Ce texte n'est pas de moi, mais des 5 auteurs signataires de cette lettre ouverte, publiée dans Le Monde, dans son édition du 2 décembre 2010. Inaccessible sur le site de celui-ci, j'ai tenté de contacter les auteurs pour obtenir la permission de le re-diffuser ici. Sans retour négatif, le voici. 
Si toutefois ils me contactaient pour m'en demander le retrait, il va sans dire que  je le ferais immédiatement.


J'en avais à l'époque écrite une traduction en anglais, avec l'accord explicite des auteurs.
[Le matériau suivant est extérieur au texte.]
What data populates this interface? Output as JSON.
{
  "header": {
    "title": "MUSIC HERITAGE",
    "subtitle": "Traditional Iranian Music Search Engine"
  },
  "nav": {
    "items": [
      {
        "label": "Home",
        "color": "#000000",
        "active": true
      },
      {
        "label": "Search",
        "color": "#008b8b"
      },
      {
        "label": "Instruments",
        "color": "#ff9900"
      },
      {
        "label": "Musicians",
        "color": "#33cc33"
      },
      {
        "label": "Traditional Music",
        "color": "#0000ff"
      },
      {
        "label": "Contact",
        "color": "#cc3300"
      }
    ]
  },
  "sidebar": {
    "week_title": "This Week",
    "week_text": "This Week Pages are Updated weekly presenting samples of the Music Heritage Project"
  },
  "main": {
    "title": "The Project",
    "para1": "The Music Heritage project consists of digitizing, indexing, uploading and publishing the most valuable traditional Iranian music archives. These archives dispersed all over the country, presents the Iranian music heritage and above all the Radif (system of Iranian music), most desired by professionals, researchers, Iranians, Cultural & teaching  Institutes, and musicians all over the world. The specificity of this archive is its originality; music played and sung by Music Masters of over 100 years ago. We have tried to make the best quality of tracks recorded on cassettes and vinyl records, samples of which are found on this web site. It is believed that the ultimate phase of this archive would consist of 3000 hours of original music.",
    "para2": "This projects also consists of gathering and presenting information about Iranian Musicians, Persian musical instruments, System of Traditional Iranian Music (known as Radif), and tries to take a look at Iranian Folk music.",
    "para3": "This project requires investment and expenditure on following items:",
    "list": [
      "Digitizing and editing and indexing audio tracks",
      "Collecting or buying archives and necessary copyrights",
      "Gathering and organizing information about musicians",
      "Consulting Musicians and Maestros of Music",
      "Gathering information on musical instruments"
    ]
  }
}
Inéquitables droits du livre numérique

Lettre ouverte d'un auteur à son éditeur



Nous tombons bien souvent d'accord, cher éditeur et ami, lorsque nous discutons littérature, mais je dois te parler ici d'une chose qui fâche : l'argent. En France, le sujet est tabou et le mot indécent dès qu'il ne s'agit pas d'un titre de Zola. C'est que je viens de recevoir ton « avenant au contrat » concernant les « droits numériques ». Pour ceux qui viendraient à tomber sur notre échange (que je tiens à garder confidentiel), je précise que les droits numériques sont ceux que je perçois lorsque mon livre quitte le monde du papier pour celui de l'écran, et qu'il est lu sur un iPad ou un Kindle.
Interrogé, tu m'as répondu, rassurant, que ce marché est embryonnaire. C'est vrai. Mais qui peut présager de l'avenir ? Regarde l'univers du disque : il a laissé place en dix ans à celui, fort immatériel, de la musique. Bref, tu m'engages, en attendant d'y voir plus clair, à signer ce satané avenant où tu m'accordes 10 % du prix net du livre, comme sur le papier. Je vais donc devoir parler pourcentage. Pardonne-moi d'avance cette vulgarité.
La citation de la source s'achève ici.